Cryptocurrency transactions that are taxable
In this post we're going to discuss those cryptocurrency transactions that are taxable. We have also covered in more detail the tax treatment of cryptocurrency for businesses and individuals in earlier posts
Investing in cryptocurrency continues to be popular despite the recent collapse of the FTX exchange. Additionally, there is still some misconception about when cryptocurrency transactions are taxable. This topic is therefore worth a recap from when we first posted a number of years ago.
Additionally, The Financial Conduct Authority (FCA) has now updated the Anti-Money Laundering Regulations to include the following activities involving cryptocurrency transactions:
These categories of business are ‘obliged entities’ under the new AML legislation, bringing them into line with traditional financial institutions such as banks. This means businesses in this sector are obliged to implement measures to counter money laundering. For example undertaking customer due diligence KYC in the case of a cryptocurrency exchange.
It is therefore now even more important to ensure that you are compliant, whether you are an individual or business involved in the cryptocurrency space. Invariably you will therefore also need to be aware of when cryptocurrency transactions are taxable and these are discussed below:
Cryptocurrency received as employment income
In HMRC's view, where cryptocurrency is received as payment from an employment income these count as ‘money’s worth’, and are subject to Income Tax and National Insurance contributions on the value of the cryptocurrency when it is received.
HMRC's opinion is that where cryptocurrency is an exchange token - for example bitcoin and it can be disposed of via an exchange for fiat currency, they are regarded as readily convertible assets. The employer is therefore required to account to HMRC for the tax and National Insurance contributions due on the best estimate of the value of that asset.
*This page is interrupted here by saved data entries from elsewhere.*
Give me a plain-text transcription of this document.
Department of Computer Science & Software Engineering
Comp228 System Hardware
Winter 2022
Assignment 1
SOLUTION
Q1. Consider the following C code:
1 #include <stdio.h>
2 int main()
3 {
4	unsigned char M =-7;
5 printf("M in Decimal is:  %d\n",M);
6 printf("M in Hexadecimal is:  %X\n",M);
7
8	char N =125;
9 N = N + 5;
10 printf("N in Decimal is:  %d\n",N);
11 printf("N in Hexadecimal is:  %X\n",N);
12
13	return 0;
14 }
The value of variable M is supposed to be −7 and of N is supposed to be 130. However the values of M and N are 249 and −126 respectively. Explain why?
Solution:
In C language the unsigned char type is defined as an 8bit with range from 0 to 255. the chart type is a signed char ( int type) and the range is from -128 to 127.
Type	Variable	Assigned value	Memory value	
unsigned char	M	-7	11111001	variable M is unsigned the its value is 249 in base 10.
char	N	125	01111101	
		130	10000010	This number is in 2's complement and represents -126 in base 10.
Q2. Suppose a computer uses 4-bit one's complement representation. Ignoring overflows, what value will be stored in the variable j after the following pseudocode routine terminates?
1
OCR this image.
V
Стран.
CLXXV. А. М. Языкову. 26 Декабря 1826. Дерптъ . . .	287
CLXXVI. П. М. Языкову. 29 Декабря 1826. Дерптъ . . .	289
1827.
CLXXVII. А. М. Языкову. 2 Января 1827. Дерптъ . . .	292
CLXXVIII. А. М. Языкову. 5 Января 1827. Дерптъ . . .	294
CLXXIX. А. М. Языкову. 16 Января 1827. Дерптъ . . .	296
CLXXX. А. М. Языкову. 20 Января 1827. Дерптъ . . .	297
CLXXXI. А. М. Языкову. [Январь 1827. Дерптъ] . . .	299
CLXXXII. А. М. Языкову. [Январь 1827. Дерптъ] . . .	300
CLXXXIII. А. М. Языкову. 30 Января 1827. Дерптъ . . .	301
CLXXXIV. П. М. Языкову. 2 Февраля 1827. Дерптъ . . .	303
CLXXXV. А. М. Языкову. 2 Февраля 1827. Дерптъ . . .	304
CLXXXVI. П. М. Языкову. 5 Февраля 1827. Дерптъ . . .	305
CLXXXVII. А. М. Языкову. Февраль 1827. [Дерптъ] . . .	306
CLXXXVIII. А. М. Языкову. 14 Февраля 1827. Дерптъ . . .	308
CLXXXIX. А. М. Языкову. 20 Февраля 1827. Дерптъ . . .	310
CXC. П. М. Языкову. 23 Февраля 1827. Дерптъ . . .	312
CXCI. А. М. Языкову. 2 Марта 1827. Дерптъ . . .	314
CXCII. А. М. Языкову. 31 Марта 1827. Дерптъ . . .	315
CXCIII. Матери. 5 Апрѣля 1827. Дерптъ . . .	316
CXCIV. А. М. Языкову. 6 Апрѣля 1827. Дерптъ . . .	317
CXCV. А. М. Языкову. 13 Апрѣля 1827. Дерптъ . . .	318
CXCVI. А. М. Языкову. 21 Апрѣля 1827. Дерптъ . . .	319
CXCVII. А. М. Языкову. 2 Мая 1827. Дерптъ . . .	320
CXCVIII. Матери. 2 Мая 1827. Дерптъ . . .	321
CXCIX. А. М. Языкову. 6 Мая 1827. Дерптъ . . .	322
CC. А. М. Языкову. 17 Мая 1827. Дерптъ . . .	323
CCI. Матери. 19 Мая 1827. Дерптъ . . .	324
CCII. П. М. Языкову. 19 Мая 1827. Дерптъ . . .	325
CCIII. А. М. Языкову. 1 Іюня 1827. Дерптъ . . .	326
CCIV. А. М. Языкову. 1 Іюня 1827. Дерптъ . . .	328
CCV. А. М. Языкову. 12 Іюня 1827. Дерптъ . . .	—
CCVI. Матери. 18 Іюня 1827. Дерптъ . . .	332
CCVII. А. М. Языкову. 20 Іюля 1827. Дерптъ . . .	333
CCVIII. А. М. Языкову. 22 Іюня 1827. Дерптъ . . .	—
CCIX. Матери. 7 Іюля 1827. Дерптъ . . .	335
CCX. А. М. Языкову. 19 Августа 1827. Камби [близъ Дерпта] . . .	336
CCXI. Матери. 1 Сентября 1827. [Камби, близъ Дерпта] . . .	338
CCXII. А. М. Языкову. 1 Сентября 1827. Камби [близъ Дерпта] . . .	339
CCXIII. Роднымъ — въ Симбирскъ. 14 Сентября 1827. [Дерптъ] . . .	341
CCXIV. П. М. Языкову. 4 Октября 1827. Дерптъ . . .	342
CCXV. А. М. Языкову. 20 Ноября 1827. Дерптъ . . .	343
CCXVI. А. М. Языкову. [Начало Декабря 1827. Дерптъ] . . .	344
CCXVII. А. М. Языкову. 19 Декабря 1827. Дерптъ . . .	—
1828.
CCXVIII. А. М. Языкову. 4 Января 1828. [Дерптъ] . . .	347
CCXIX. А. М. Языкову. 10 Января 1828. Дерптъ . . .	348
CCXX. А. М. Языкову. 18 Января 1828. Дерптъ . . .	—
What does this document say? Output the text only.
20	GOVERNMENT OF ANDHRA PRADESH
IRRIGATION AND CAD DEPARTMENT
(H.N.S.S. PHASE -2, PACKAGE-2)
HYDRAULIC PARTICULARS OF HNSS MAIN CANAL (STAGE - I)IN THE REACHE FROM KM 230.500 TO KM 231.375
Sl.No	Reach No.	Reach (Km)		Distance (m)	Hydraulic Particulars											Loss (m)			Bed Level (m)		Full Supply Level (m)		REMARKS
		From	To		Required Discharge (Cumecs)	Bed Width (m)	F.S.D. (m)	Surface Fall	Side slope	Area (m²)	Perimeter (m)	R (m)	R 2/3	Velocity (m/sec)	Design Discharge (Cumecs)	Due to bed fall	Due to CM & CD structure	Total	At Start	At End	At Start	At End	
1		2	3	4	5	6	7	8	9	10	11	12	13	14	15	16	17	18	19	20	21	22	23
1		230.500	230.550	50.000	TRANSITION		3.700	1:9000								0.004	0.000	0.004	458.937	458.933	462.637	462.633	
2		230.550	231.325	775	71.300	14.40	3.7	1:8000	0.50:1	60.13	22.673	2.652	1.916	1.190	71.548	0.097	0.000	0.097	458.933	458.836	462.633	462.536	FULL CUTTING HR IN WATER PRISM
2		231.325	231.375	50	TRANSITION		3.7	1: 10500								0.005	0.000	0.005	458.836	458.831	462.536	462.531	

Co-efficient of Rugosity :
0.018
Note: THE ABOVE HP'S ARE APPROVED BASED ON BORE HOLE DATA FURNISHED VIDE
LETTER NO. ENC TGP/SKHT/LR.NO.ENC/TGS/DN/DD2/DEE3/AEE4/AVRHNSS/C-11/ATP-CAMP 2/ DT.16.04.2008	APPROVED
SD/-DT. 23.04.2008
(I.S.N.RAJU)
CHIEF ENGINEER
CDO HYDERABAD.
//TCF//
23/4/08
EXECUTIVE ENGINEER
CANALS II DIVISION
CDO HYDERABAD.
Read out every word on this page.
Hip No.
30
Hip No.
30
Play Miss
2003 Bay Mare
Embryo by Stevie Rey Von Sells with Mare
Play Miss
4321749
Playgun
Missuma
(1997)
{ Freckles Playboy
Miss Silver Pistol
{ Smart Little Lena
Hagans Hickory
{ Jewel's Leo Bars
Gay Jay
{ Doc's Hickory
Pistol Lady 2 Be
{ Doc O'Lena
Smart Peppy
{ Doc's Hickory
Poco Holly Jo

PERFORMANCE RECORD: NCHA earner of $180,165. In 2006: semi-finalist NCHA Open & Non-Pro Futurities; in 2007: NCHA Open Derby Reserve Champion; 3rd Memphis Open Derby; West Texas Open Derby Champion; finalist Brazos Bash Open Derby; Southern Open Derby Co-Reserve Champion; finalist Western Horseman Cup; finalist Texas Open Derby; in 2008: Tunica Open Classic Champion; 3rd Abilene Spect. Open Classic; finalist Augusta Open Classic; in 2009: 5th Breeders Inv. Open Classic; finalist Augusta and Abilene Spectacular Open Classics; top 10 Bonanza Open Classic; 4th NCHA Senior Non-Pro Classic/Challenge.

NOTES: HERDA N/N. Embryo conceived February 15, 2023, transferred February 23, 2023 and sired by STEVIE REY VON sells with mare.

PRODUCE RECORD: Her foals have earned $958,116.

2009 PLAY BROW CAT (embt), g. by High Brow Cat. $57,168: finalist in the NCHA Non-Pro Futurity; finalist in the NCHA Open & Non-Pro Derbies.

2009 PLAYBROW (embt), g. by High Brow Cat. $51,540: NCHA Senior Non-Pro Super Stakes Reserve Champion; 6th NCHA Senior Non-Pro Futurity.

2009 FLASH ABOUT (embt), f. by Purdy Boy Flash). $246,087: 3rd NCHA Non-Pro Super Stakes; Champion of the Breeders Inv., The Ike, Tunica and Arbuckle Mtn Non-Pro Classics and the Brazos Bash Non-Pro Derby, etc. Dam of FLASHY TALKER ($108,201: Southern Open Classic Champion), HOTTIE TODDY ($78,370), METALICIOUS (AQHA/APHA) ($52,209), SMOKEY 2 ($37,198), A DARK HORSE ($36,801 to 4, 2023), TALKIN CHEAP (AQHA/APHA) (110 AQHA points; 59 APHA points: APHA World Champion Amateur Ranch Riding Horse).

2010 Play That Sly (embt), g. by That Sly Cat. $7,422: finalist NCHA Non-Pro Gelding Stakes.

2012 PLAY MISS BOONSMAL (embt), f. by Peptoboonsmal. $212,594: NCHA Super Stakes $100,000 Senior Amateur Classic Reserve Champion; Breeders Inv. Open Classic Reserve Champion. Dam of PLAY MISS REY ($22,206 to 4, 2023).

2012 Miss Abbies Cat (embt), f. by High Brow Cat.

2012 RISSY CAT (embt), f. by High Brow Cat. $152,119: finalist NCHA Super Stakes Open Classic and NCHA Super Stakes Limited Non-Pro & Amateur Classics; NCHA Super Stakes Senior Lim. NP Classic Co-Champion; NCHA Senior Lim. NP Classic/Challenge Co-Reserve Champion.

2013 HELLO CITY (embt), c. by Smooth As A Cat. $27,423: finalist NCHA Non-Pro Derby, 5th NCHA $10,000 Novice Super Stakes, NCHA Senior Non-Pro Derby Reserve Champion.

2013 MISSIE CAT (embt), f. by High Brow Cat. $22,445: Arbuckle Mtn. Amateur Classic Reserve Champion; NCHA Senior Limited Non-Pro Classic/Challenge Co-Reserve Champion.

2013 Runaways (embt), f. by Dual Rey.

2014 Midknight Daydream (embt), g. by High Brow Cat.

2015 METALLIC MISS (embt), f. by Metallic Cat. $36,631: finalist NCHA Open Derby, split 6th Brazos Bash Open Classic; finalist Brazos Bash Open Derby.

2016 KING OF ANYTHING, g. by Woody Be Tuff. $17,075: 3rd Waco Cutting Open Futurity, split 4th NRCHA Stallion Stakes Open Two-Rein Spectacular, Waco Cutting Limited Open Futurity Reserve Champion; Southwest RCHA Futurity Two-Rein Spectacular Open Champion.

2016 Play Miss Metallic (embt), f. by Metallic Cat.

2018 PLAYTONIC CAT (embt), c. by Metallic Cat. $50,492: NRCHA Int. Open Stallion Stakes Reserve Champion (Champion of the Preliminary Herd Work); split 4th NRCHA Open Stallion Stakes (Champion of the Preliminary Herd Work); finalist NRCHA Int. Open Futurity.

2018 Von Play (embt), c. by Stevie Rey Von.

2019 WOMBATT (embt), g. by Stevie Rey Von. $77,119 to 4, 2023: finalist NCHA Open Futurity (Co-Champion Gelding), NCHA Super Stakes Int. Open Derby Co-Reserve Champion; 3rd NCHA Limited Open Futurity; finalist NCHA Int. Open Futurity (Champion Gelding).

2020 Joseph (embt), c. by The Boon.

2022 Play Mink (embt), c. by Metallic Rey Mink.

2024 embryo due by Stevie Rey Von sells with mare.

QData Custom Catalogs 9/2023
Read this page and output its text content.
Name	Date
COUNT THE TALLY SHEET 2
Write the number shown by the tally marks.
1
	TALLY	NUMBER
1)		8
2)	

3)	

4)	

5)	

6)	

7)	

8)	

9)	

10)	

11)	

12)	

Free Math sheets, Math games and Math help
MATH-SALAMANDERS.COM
The only exception to this rule might be where there was no market for the cryptocurrency received. For example where the token was not listed on an exchange and and acquisition was not freely available by a third party. In this case, the individual would potentially need to disclose and pay tax on the value of the cryptocurrency received under Self-Assessment.
Any subsequent disposal of the cryptocurrency received through employment may result in a chargeable gain for Capital Gains Tax purposes.
Cryptocurrency received from mining transactions
Cryptocurrency can be awarded to ‘miners’ for verifying additions to the blockchain digital ledger. Mining will typically involve using computers to solve difficult mathematical problems in order to generate new cryptocurrency tokens.
You will be taxed on the £sterling equivalent value of any cryptocurrency when awarded. Whether your crypto mining activity amounts to a taxable trade (with the cryptoassets as trade receipts) will depend on the particular facts and taking into account the badges of trade.
Alternatively the value of any cryptocurrency mined will be taxed as miscellaneous income (as opposed to trading profits) and subject to income or corporation tax.
Buying and selling cryptocurrency
Again as with the mining of cryptocurrency, the £sterling equivalent of any profits/losses realised from buying and selling cryptocurrency will be taxable. (regardless of whether there are any conversions to fiat currency).
The default position for HMRC is that only in exceptional circumstances would they consider a person or business conducting a financial trading activity.
Exchanging tokens for a different type of token
Where one form of cryptocurrency is exchanged for another form of cryptocurrency then as is the case for buying and selling cryptocurrency, any resulting profit (or loss) will be subject to capital gains tax rules.
There is no disposal (taxable event) if you retain beneficial ownership of your cryptocurrency throughout a transaction, An example of this would be moving cryptocurrency between different wallets.
Additionally where you are using a mixer, tumbler or similar service and receive the same cryptocurrency you placed in the transaction this will not be considered a disposal. However, there will be a taxable event where an individual receives a different token from the one they originally placed in the transaction.
Using cryptocurrency to pay for goods or services
If you use your cryptocurrency to pay for goods or services, you will be deemed to have disposed of this at the £sterling equivalent on the date of the transaction. If this represents only part of an existing cryptocurrency holding you will also need to consider the matching rules for pooling cryptocurrency.
Giving cryptocurrency to another person
If you give cryptocurrency to another person who is not your spouse or civil partner, you need to consider the £sterling value of what has been given away. For Capital Gains Tax purposes, you are treated as having received this £sterling value even if you don't actually receive anything.
If you donate cryptocurrency to a charity, you will not have to pay tax on this transaction. However this exemption does not extend to tainted donations and potentially where you dispose of the cryptocurrency for more than it's acquisition cost thus realising a gain.
These are the principle cryptocurrency transactions you need to be aware of, however we will cover other aspects of crypto taxes in future posts.